SOLOPOS.COM - Nurhayati Subakat. (Istimewa/Dokumentasi GWPP)

Solopos.com, KARANGANYAR — Nama besar salah satu perusahaan kosmetik terkemuka di Indonesia, PT Paragon Technology and Innovation, tidak terlepas dari kiprah Nurhayati Subakat.

Nurhayati Subakat, perempuan alumnus Farmasi Institut Teknologi Bandung (ITB), itu tercatat sebagai pendiri perusahaan kosmetik PT Pusaka Tradisi Ibu pada tahun 1985. Perusahaan itu lantas berubah nama menjadi PT Paragon Technology and Innovation pada 2011. Paragon menjadi pemegang merek kosmetik unggulan, seperti Putri, Wardah, Make Over, Emina, dan Kahf.

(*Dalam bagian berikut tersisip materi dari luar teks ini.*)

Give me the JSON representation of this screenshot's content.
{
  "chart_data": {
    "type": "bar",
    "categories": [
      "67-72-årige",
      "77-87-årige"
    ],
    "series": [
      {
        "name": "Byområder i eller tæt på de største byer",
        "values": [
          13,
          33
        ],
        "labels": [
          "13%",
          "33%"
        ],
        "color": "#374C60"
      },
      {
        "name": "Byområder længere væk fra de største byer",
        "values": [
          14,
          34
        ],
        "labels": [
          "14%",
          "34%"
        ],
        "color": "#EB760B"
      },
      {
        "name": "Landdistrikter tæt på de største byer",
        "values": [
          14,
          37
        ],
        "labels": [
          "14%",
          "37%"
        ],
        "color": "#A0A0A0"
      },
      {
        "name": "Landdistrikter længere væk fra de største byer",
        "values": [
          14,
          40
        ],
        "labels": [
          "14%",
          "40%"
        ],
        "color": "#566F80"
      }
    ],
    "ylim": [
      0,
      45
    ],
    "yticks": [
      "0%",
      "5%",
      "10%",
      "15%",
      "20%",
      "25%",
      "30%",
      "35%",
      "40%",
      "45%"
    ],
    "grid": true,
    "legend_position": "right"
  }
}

Promosi Jalur Mudik Pantura Jawa Makin Adem Berkat Trembesi

Namun, perempuan yang kini menjabat sebagai Komisaris Utama PT Paragon Technology and Innovation itu tidak hanya dikenal sebagai pengusaha kosmetik. Perempuan yang menerima gelar Doktor Kehormatan (Honoris Causa) dari ITB itu juga dikenal sebagai pengusaha yang berpengaruh terhadap lingkungan, utamanya berkaitan dengan budaya perusahaan dan pendidikan.

Baca juga: Mimpi CEO Wardah Salman Subakat Bangun Ekosistem Pendidikan Indonesia

Ekspedisi Mudik 2024

Nurhayati membaginya kepada Solopos.com dan belasan jurnalis dari sejumlah wilayah di Indonesia. Kami berbincang dengan Nurhayati secara virtual melalui program Fellowship Jurnalisme Pendidikan (FJP) tahun 2021 angkatan dua pada Selasa (10/8/2021). Program itu terselenggara atas kolaborasi Gerakan Wartawan Peduli Pendidikan (GWPP) dengan PT Paragon Technology and Innovation.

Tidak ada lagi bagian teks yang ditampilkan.